E o segundo show foi com Da Caverna que veio moendo, com garra e muita coesão. Os irmão Zimmermann estavam irados e fizeram uma de suas melhores apresentações na Célula. Ponto alto da noite.

E pra fechar Andrey e a Baba, com Luciano Bilu no baixo, fez também um grande show. Punk rock concreto sem parar. Com direto a um bis para um público ensandecido que exigiu e teve mais.

quinta-feira, 25 de setembro de 2008

Elza aderiu



Ontem tive uma noite memorável. Após mais uma edição do Lero-lero Musical na Livraria Saraiva - onde fui agraciado com uma singela homenagem pelos serviços prestados à causa e participação - estive no CIC onde vi e ouvi a genial Elza Soares. Que energia minha gente! Aos 71 anos estava serelepe e fez o teatro chacoalhar ao som de sua voz rouca e cheia de sentimento acompanhada da nata dos músicos de Florianópolis e - no fim dos show- das velhas guardas de 3 escolas de samba da Capital.

No camarim, eu e o Zé Pereira fomos recebidos pela cantora que se entusiasmou com o Clube da Luta. Segundo Elza tá todo mundo na luta. Disse ela ainda que deveríamos tê-la avisado antes do show pois ela teria dado um grande recado no palco. Enfim, valeu demais. Ainda pudemos dar um beijo naquela face abençoada.

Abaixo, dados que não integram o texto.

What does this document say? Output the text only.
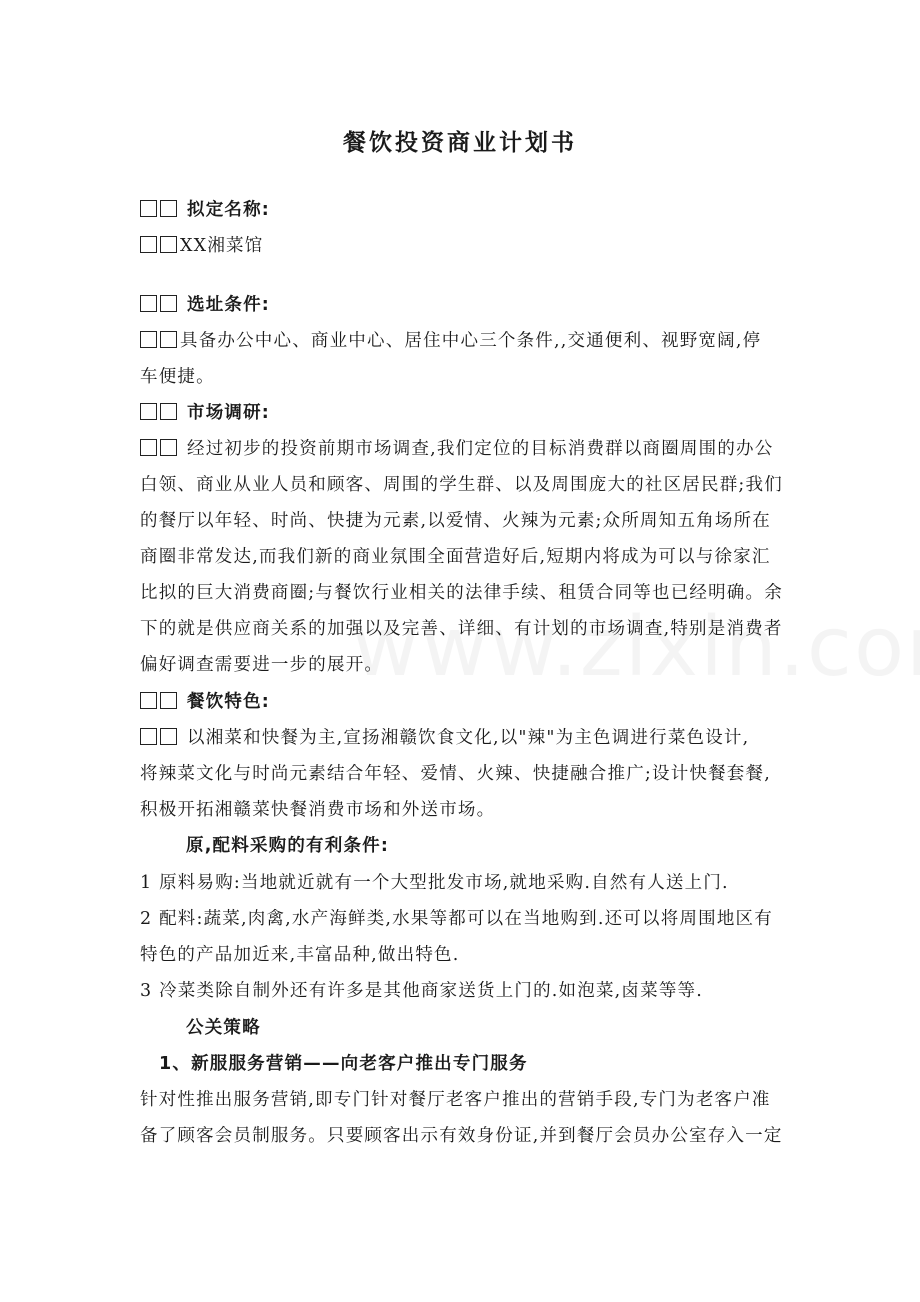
餐饮投资商业计划书
拟定名称:
XX湘菜馆
选址条件:
具备办公中心、商业中心、居住中心三个条件,,交通便利、视野宽阔,停
车便捷。
市场调研:
经过初步的投资前期市场调查,我们定位的目标消费群以商圈周围的办公
白领、商业从业人员和顾客、周围的学生群、以及周围庞大的社区居民群;我们
的餐厅以年轻、时尚、快捷为元素,以爱情、火辣为元素;众所周知五角场所在
商圈非常发达,而我们新的商业氛围全面营造好后,短期内将成为可以与徐家汇
比拟的巨大消费商圈;与餐饮行业相关的法律手续、租赁合同等也已经明确。余
下的就是供应商关系的加强以及完善、详细、有计划的市场调查,特别是消费者
偏好调查需要进一步的展开。
餐饮特色:
以湘菜和快餐为主,宣扬湘赣饮食文化,以"辣"为主色调进行菜色设计,
将辣菜文化与时尚元素结合年轻、爱情、火辣、快捷融合推广;设计快餐套餐,
积极开拓湘赣菜快餐消费市场和外送市场。
原,配料采购的有利条件:
1 原料易购:当地就近就有一个大型批发市场,就地采购.自然有人送上门.
2 配料:蔬菜,肉禽,水产海鲜类,水果等都可以在当地购到.还可以将周围地区有
特色的产品加近来,丰富品种,做出特色.
3 冷菜类除自制外还有许多是其他商家送货上门的.如泡菜,卤菜等等.
公关策略
1、新服服务营销——向老客户推出专门服务
针对性推出服务营销,即专门针对餐厅老客户推出的营销手段,专门为老客户准
备了顾客会员制服务。只要顾客出示有效身份证,并到餐厅会员办公室存入一定
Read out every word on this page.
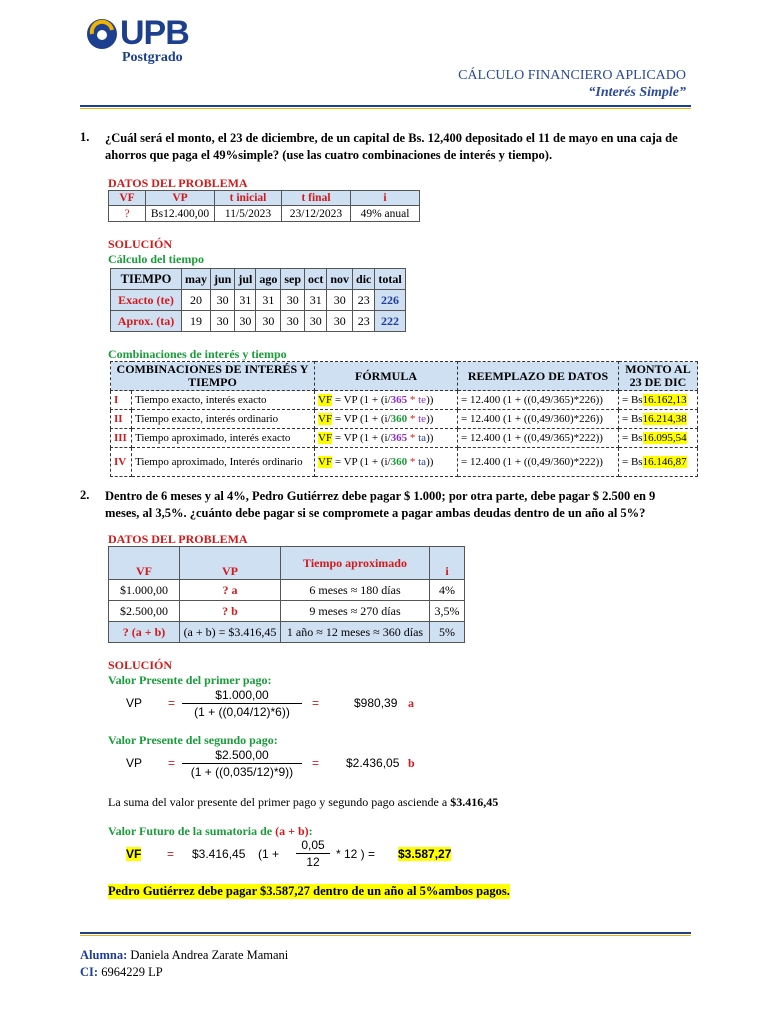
UPB
Postgrado
CÁLCULO FINANCIERO APLICADO
“Interés Simple”
1. ¿Cuál será el monto, el 23 de diciembre, de un capital de Bs. 12,400 depositado el 11 de mayo en una caja de ahorros que paga el 49%simple? (use las cuatro combinaciones de interés y tiempo).
DATOS DEL PROBLEMA
VF	VP	t inicial	t final	i
?	Bs12.400,00	11/5/2023	23/12/2023	49% anual
SOLUCIÓN
Cálculo del tiempo
TIEMPO	may	jun	jul	ago	sep	oct	nov	dic	total
Exacto (te)	20	30	31	31	30	31	30	23	226
Aprox. (ta)	19	30	30	30	30	30	30	23	222
Combinaciones de interés y tiempo
COMBINACIONES DE INTERÉS Y TIEMPO		FÓRMULA	REEMPLAZO DE DATOS	MONTO AL 23 DE DIC
I	Tiempo exacto, interés exacto	VF = VP (1 + (i/365 * te))	= 12.400 (1 + ((0,49/365)*226))	= Bs16.162,13
II	Tiempo exacto, interés ordinario	VF = VP (1 + (i/360 * te))	= 12.400 (1 + ((0,49/360)*226))	= Bs16.214,38
III	Tiempo aproximado, interés exacto	VF = VP (1 + (i/365 * ta))	= 12.400 (1 + ((0,49/365)*222))	= Bs16.095,54
IV	Tiempo aproximado, Interés ordinario	VF = VP (1 + (i/360 * ta))	= 12.400 (1 + ((0,49/360)*222))	= Bs16.146,87
2. Dentro de 6 meses y al 4%, Pedro Gutiérrez debe pagar $ 1.000; por otra parte, debe pagar $ 2.500 en 9 meses, al 3,5%. ¿cuánto debe pagar si se compromete a pagar ambas deudas dentro de un año al 5%?
DATOS DEL PROBLEMA
VF	VP	Tiempo aproximado	i
$1.000,00	? a	6 meses ≈ 180 días	4%
$2.500,00	? b	9 meses ≈ 270 días	3,5%
? (a + b)	(a + b) = $3.416,45	1 año ≈ 12 meses ≈ 360 días	5%
SOLUCIÓN
Valor Presente del primer pago:
VP = $\frac{\$1.000,00}{(1 + ((0,04/12)*6))}$ =	$980,39 a
Valor Presente del segundo pago:
VP = $\frac{\$2.500,00}{(1 + ((0,035/12)*9))}$ = $2.436,05 b
La suma del valor presente del primer pago y segundo pago asciende a $3.416,45
Valor Futuro de la sumatoria de (a + b):
VF = $3.416,45 ($1 + \frac{0,05}{12} * 12$ ) = $3.587,27
Pedro Gutiérrez debe pagar $3.587,27 dentro de un año al 5%ambos pagos.
Alumna: Daniela Andrea Zarate Mamani
CI: 6964229 LP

E não acabou. Ainda no embalo da boa música e vibrações positivas partimos em caravana rumo à Lagoa para assistir o show de Curumin e continuar nossa viagem na linha evolutiva da música popular brasileira.

Chegando ao John Bull, local do show, ouvi as melhores impressões possíveis sobre a apresentação da Samambaia Sound Club que abriu a noite e deixou o Curumin nos cascos. Vai ser funk assim lá na casa do chapéu. O cara manda ver na bateria e canta com muito suingue. Aquela cruza malandra de Trio Mocotó com Stevie Wonder. Nosso grupo, formado por este que vos escreve, Júlia Eleguida, Zé Pereira, Shei, Alexandre Luz e o Gil ( proprietário do Blues Velvet) se esbaldou e caiu na dança.

Em grande momento o BNegão, que havia se apresentado no mesmo local na noite anterior, deu uma canja excelente em Caixa Preta - faixa do álbum Japan Pop Show de Curumin onde o rapper carioca deu uma palha - e pegou a guitarra para mandar tudo pro espaço em Funk Até o Caroço. O reduzido público não se intimidou e caiu no groove.

Vacilões, se liguem que no sábado o Curumin faz um show extra no Vecchio Giorgio.

UPDATE: Maquinhos Espíndola tascou em seu blog um relato da jornalista Maristela Amorim que estava no camarim e, junto com o fotógrafo Fernando Willadino, registrou o momento em que eu e o Zé encontramos Elza.